En marge de la visite officielle du président congolais Félix Tshisekedi en Ouganda pour l’investiture de son homologue Yoweri Museveni, six protocoles d’accord ont été signés le 11 mai pour renforcer l’intégration économique entre les deux pays, favoriser les échanges commerciaux et promouvoir la construction d’un espace de prospérité partagée.
Félix Tshisekedi est en Ouganda pour deux rendez-vous : la conclusion de la neuvième session de la commission permanente mixte entre les deux pays, et l’investiture du président Yoweri Museveni. Une heure de tête-à-tête entre les deux présidents, 17 ministres congolais mobilisés, six mémorandums signés au State House de Kampala. Le déplacement de Tshisekedi en Ouganda n’a rien d’une visite de courtoisie.

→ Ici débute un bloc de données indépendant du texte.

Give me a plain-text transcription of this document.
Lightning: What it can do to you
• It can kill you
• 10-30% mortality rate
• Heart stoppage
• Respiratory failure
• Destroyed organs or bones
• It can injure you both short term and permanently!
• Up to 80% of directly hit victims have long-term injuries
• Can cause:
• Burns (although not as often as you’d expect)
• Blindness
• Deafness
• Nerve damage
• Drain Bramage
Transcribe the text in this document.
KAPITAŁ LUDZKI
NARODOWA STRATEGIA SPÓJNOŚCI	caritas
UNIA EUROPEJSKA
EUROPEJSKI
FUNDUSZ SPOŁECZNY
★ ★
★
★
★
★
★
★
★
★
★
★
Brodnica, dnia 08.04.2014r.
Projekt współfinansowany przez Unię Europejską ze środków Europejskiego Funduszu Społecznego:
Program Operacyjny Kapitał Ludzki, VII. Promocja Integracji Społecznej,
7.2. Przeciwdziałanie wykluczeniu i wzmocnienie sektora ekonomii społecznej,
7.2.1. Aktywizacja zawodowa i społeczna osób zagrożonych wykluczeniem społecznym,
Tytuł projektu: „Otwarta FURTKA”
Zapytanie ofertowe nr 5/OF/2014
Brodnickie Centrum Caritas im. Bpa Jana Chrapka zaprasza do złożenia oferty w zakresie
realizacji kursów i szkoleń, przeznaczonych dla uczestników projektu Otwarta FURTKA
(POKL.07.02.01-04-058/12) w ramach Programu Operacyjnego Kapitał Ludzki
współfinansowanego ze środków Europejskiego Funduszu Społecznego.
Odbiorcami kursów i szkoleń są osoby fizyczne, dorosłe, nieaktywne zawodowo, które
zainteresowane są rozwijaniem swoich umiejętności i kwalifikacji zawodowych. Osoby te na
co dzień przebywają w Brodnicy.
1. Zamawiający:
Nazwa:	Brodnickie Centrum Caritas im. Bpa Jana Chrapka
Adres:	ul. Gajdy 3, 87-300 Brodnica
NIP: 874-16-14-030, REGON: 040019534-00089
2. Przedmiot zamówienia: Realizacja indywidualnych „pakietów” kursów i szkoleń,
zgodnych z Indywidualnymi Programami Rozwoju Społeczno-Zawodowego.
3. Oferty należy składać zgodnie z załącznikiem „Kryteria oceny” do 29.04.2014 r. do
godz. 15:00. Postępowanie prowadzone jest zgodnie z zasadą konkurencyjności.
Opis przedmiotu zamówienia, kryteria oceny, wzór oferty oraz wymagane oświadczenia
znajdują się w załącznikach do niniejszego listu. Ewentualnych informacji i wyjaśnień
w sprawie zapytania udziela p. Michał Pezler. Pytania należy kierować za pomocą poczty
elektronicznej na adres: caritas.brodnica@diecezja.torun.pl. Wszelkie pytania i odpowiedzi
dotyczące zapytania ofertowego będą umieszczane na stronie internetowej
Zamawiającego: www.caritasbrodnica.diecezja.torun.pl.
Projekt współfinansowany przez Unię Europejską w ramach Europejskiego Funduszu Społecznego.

La relation entre Kinshasa et Kampala repose sur deux piliers. La sécurité d’abord : les deux armées mènent conjointement l’opération Shujaa contre les ADF, combattants d’origine ougandaise affiliés à l’État islamique, actifs dans l’est de la RDC. Les deux chefs d’État ont évalué cette opération, dit leur satisfaction et décidé de la poursuivre. Le commerce ensuite : la RDC est désormais la première destination des exportations ougandaises, avec près de 962 millions de dollars échangés en 2024-2025, en hausse de 29 % en deux ans.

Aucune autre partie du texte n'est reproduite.